Julián Álvarez verlässt Manchester City
Teuerster Ersatzspieler der Welt
14. Aug 2024, 20:15 Uhr
Julián Álvarez ist mit seinem Wechsel zu Atletico Madrid für 95 Millionen Euro der Rekordabgang von Manchester City. Obwohl er in der Vorsaison die meisten Spiele für den Klub bestritt, saß er in den wichtigen Partien meist nur auf der Bank. Nun möchte der argentinische Weltmeister nicht mehr länger zwölfter Mann sein.

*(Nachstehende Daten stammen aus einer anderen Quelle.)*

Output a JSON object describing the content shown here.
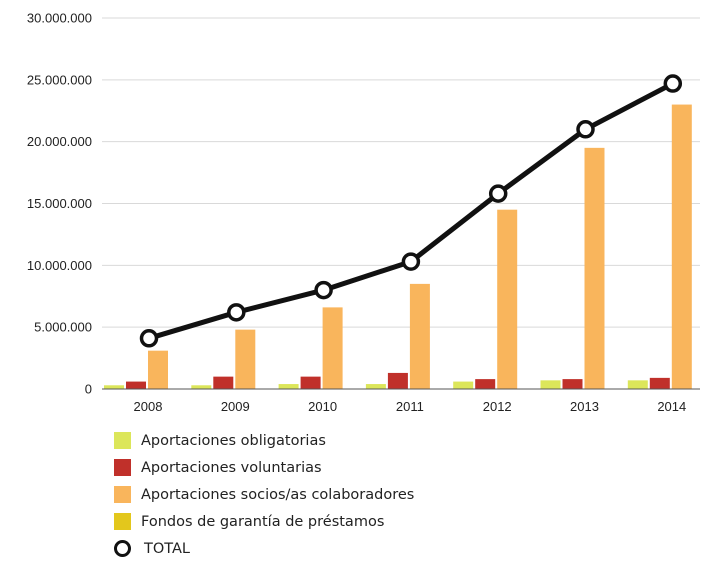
{
  "chart_data": {
    "type": "bar",
    "categories": [
      "2008",
      "2009",
      "2010",
      "2011",
      "2012",
      "2013",
      "2014"
    ],
    "ylim": [
      0,
      30000000
    ],
    "yticks": [
      0,
      5000000,
      10000000,
      15000000,
      20000000,
      25000000,
      30000000
    ],
    "ytick_labels": [
      "0",
      "5.000.000",
      "10.000.000",
      "15.000.000",
      "20.000.000",
      "25.000.000",
      "30.000.000"
    ],
    "grid": true,
    "legend_position": "bottom",
    "series": [
      {
        "name": "Aportaciones obligatorias",
        "color": "#dce65a",
        "values": [
          300000,
          300000,
          400000,
          400000,
          600000,
          700000,
          700000
        ]
      },
      {
        "name": "Aportaciones voluntarias",
        "color": "#c0302a",
        "values": [
          600000,
          1000000,
          1000000,
          1300000,
          800000,
          800000,
          900000
        ]
      },
      {
        "name": "Aportaciones socios/as colaboradores",
        "color": "#f9b55c",
        "values": [
          3100000,
          4800000,
          6600000,
          8500000,
          14500000,
          19500000,
          23000000
        ]
      },
      {
        "name": "Fondos de garantía de préstamos",
        "color": "#e3c71c",
        "values": [
          0,
          0,
          0,
          0,
          0,
          0,
          0
        ]
      }
    ],
    "line_series": {
      "name": "TOTAL",
      "color": "#111111",
      "values": [
        4100000,
        6200000,
        8000000,
        10300000,
        15800000,
        21000000,
        24700000
      ]
    }
  }
}
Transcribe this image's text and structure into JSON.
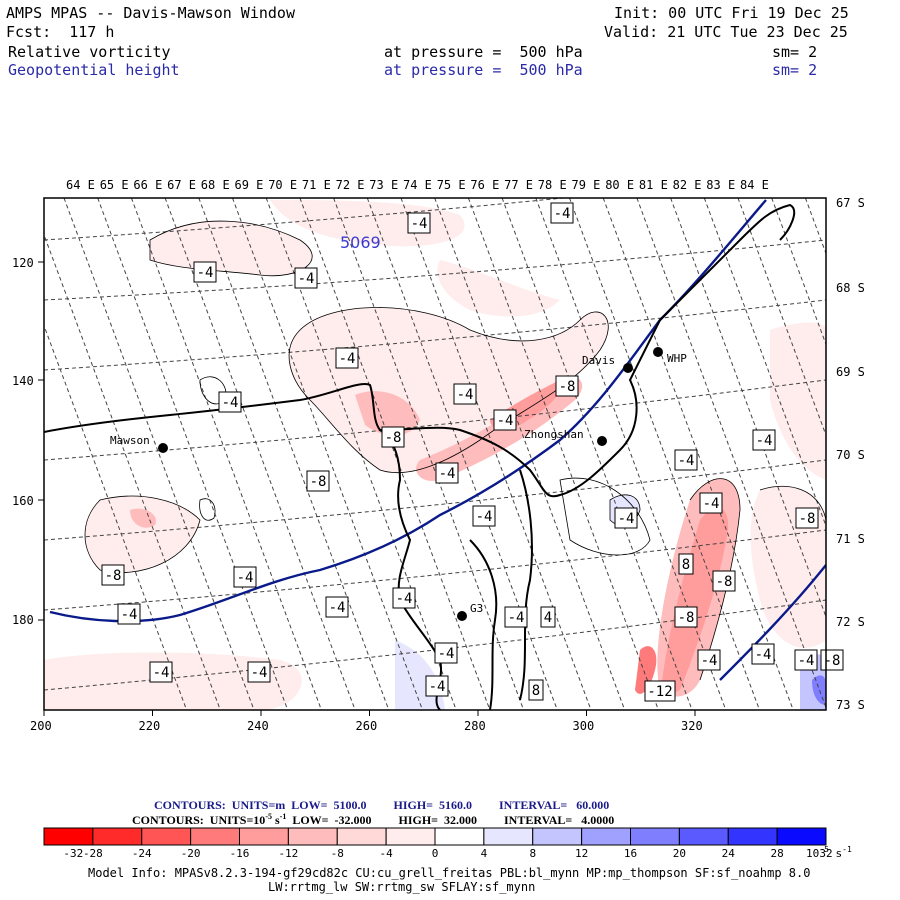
{
  "header": {
    "title": "AMPS MPAS -- Davis-Mawson Window",
    "init": "Init: 00 UTC Fri 19 Dec 25",
    "fcst": "Fcst:  117 h",
    "valid": "Valid: 21 UTC Tue 23 Dec 25",
    "fields": [
      {
        "name": "Relative vorticity",
        "level": "at pressure =  500 hPa",
        "sm": "sm= 2",
        "color": "#000000"
      },
      {
        "name": "Geopotential height",
        "level": "at pressure =  500 hPa",
        "sm": "sm= 2",
        "color": "#2a2aa8"
      }
    ]
  },
  "map": {
    "lon_labels": [
      "64 E",
      "65 E",
      "66 E",
      "67 E",
      "68 E",
      "69 E",
      "70 E",
      "71 E",
      "72 E",
      "73 E",
      "74 E",
      "75 E",
      "76 E",
      "77 E",
      "78 E",
      "79 E",
      "80 E",
      "81 E",
      "82 E",
      "83 E",
      "84 E"
    ],
    "lat_labels": [
      "67 S",
      "68 S",
      "69 S",
      "70 S",
      "71 S",
      "72 S",
      "73 S"
    ],
    "x_ticks": [
      "200",
      "220",
      "240",
      "260",
      "280",
      "300",
      "320"
    ],
    "y_ticks": [
      "120",
      "140",
      "160",
      "180"
    ],
    "stations": [
      {
        "name": "Mawson"
      },
      {
        "name": "Davis"
      },
      {
        "name": "WHP"
      },
      {
        "name": "Zhongshan"
      },
      {
        "name": "G3"
      }
    ],
    "height_label": "5069",
    "contour_labels": [
      "-4",
      "-4",
      "-4",
      "-4",
      "-4",
      "-4",
      "-4",
      "-8",
      "-4",
      "-8",
      "-4",
      "-8",
      "-4",
      "-4",
      "-4",
      "-4",
      "-8",
      "8",
      "-8",
      "-4",
      "-8",
      "-4",
      "-8",
      "4",
      "-4",
      "-4",
      "4",
      "4",
      "-4",
      "-4",
      "-4",
      "-4",
      "-4",
      "8",
      "-4",
      "-12",
      "-4",
      "-8",
      "-4",
      "-4"
    ],
    "colors": {
      "height": "#0a1a8a",
      "coast": "#000000",
      "grid": "#555555"
    }
  },
  "legend": {
    "contours_height": "CONTOURS:  UNITS=m  LOW=  5100.0         HIGH=  5160.0         INTERVAL=   60.000",
    "contours_vort": "CONTOURS:  UNITS=10",
    "contours_vort_sup": "-5",
    "contours_vort_rest": " s",
    "contours_vort_sup2": "-1",
    "contours_vort_tail": "  LOW=  -32.000         HIGH=  32.000         INTERVAL=   4.0000",
    "scale_labels": [
      "-32",
      "-28",
      "-24",
      "-20",
      "-16",
      "-12",
      "-8",
      "-4",
      "0",
      "4",
      "8",
      "12",
      "16",
      "20",
      "24",
      "28",
      "32"
    ],
    "scale_colors": [
      "#ff0000",
      "#ff2a2a",
      "#ff5555",
      "#ff7a7a",
      "#ff9c9c",
      "#ffbcbc",
      "#ffd8d8",
      "#ffecec",
      "#ffffff",
      "#ffffff",
      "#e6e6ff",
      "#c4c4ff",
      "#a0a0ff",
      "#7e7eff",
      "#5a5aff",
      "#3434ff",
      "#0a0aff"
    ],
    "scale_units": "10",
    "scale_units_sup": "-5",
    "scale_units_tail": " s",
    "scale_units_sup2": "-1"
  },
  "model_info": {
    "line1": "Model Info: MPASv8.2.3-194-gf29cd82c CU:cu_grell_freitas PBL:bl_mynn MP:mp_thompson SF:sf_noahmp 8.0",
    "line2": "LW:rrtmg_lw SW:rrtmg_sw SFLAY:sf_mynn"
  }
}
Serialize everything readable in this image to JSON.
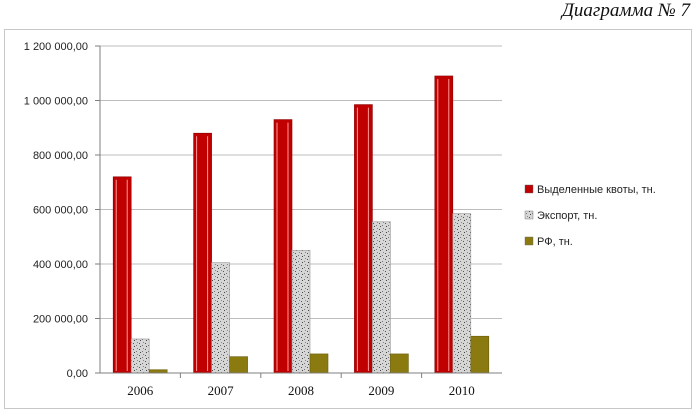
{
  "caption": "Диаграмма № 7",
  "chart_data": {
    "type": "bar",
    "categories": [
      "2006",
      "2007",
      "2008",
      "2009",
      "2010"
    ],
    "series": [
      {
        "name": "Выделенные квоты, тн.",
        "values": [
          720000,
          880000,
          930000,
          985000,
          1090000
        ],
        "color": "#c00000"
      },
      {
        "name": "Экспорт, тн.",
        "values": [
          125000,
          405000,
          450000,
          555000,
          585000
        ],
        "color": "#c8c8c8"
      },
      {
        "name": "РФ, тн.",
        "values": [
          12000,
          60000,
          70000,
          70000,
          135000
        ],
        "color": "#8a7a10"
      }
    ],
    "ylim": [
      0,
      1200000
    ],
    "yticks": [
      0,
      200000,
      400000,
      600000,
      800000,
      1000000,
      1200000
    ],
    "ytick_labels": [
      "0,00",
      "200 000,00",
      "400 000,00",
      "600 000,00",
      "800 000,00",
      "1 000 000,00",
      "1 200 000,00"
    ],
    "grid": true,
    "legend_position": "right"
  }
}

Julián Álvarez hat alle bedeutenden Titel des Weltfussballs gewonnen. Der Argentinier gewann mit der Nationalmannschaft die Südamerika-Meisterschaft und die WM 2022 und sicherte sich mit seinem Verein Manchester City zudem 2023 den Titel in der Premier League, den FA-Cup, die Champions League sowie anschliessend die Klub-WM. Damit gehört Álvarez bereits jetzt, mit 24 Jahren, zu den erfolgreichsten Fussballern. Allerdings fühlte sich das für ihn in jüngerer Zeit nicht immer so an, weil er im Gegensatz zum Nationalteam, für das er fast immer von Beginn an spielt, bei Manchester City in den wichtigen Saisonspielen zunächst meist nur auf der Bank sass. Aus diesem Grund hat er sich nun entschieden, den Verein nach zwei Jahren zu verlassen und in die Primera Division zu Atlético Madrid zu wechseln.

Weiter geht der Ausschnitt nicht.